I feel it’s appropriate to start with the soft product since it is what ultimately led me to leave American for United. Meals in domestic first and in business class on United are a win over American. The whole process starts with a difference in approach. United separates items on the plate differently and the delivery is a better experience on United than American. American seems to heat up a tin of food and flip it onto the plate (or worse, leave it in the foil).
United meals on long-haul flights are hands down better, not because they use superior catering, rather they treat passengers like they have a choice in what they eat. Simple things like wine flights and a peppermill demonstrate an interest in passenger service. American could learn a lot from United on long-haul flight meal service.
Some of their seats domestically are literally the same, especially on the E-175 which has quickly become my favorite aircraft to fly. United is really slowly upgrading their fleet to a more respectable 1-2-1 business cabin layout, and until it’s complete they still fly 2-4-2 configurations in business class, and it’s not rare, I may have to book one or two of those flights before the end of the year. That’s not really good enough. American was one of the last to upgrade their fleet (or so I thought) but they’re all lie-flat seats now.
Standard lounges (Admirals Clubs vs United Clubs) are really pretty even. Some from each carrier are newer and offer more features, others are tired, it’s a toss-up. However, United has stepped up their game in terms of international business class lounges with the Polaris lounges.
Polaris lounges are superior to Amercian Express Centurion Lounges, hard to beat in the US. United’s invite-only Confidential private restaurant at Newark is an interesting concept that seems to deliver, American’s only response has been refreshing limited-access First Class lounges, an insufficient measure.
I flew American fewer segments this year (30) than I did United (45) but I secured upgrades more often on American that on United. I fly from Pittsburgh, a former US Airways hub and still clear more often on American. My final destination is about even direct into hubs (Houston for United, Charlotte/Dallas for American) as it is for stations farther afield.
American upgraded me on several flights to and from Mérida, Mexico even when I spent Iberia Avios. I tried to get a likewise status upgrade from United and was told I would have to spend the miles to upgrade the ticket. American was better at getting me to the front of the plane.
American issues fewer system-wide upgrades for Executive Platinums and makes them tough to confirm in advance, however, they are available from any fare class. United requires the purchase of “W” fares which can be slightly higher (but tend to be a couple of hundred dollars more) than the lowest mileage earning fares – and despite the purchase, you’re still playing upgrade roulette. That’s not a great system for the traveler.
Confirmed same-day flight changes are options for both United 1K members and American Executive Platinums. However, execution is much better on United. In fact, United was so good at opening up space (even if the route had to change) for their elites that I would often book the last flight of the day because it would allow me to easily switch to any of the other flights home. American needs to find the exact same routing, fare class – it makes it really hard to confirm the switch prior to going to the airport and that wastes Executive Platinum members’ time.

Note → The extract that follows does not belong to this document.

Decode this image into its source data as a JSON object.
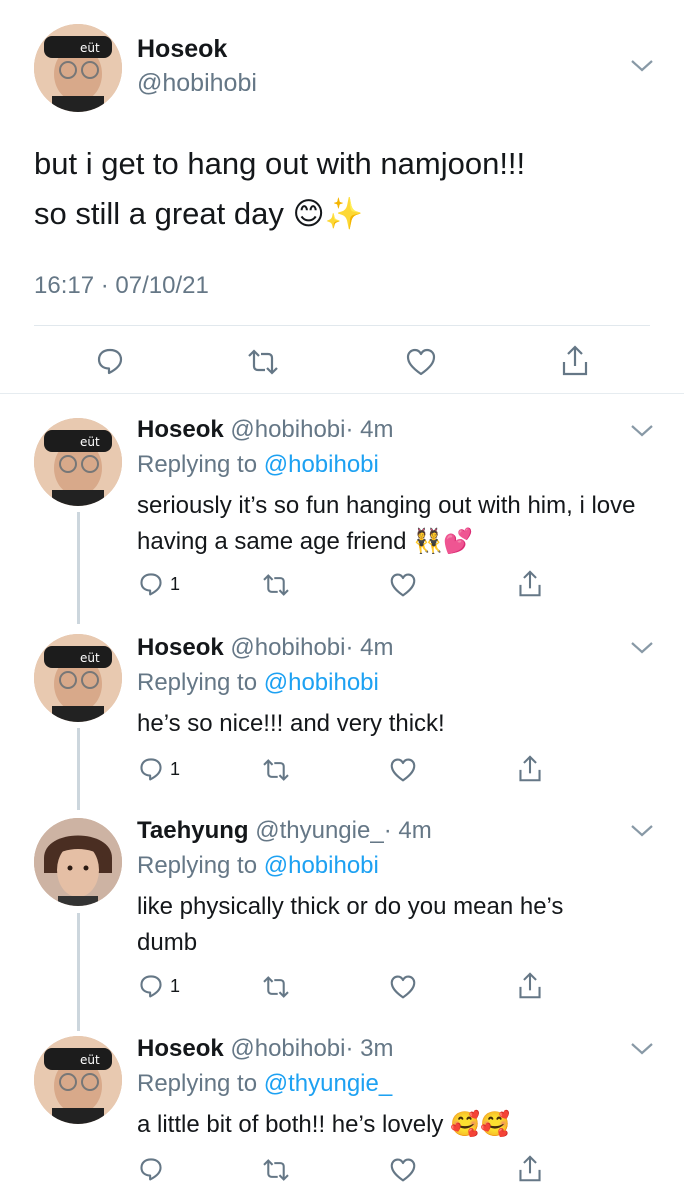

United’s EQD accumulation numbers do not match what they quote in the booking process in my experience. That’s not good. I am making a purchase decision based on the numbers I receive in the quote – it needs to match what I receive in my account following the flight.
While most bloggers and frequent flyers laud the Star Alliance network (it is the largest, has the most destinations) United doesn’t really play very nicely with their partners. United flyers earn no status credit whatsoever on partner flights that are not a joint venture. That concept makes no sense to me and really hurts my earning capabilities as a loyal United traveler outside of United’s core markets.
American is a founding member of the oneworld alliance but it’s starting to fall apart. Qatar is looking to leave, (Qantas is pushing them out the door), Cathay Pacific won’t be happy if China Southern joins and may also head for the exit. American has been downright hard to deal with especially in the case of Qatar despite coming to an agreement to discontinue their rhetoric. Losing Qatar and Cathay Pacific from oneworld would significantly devalue elite status with American.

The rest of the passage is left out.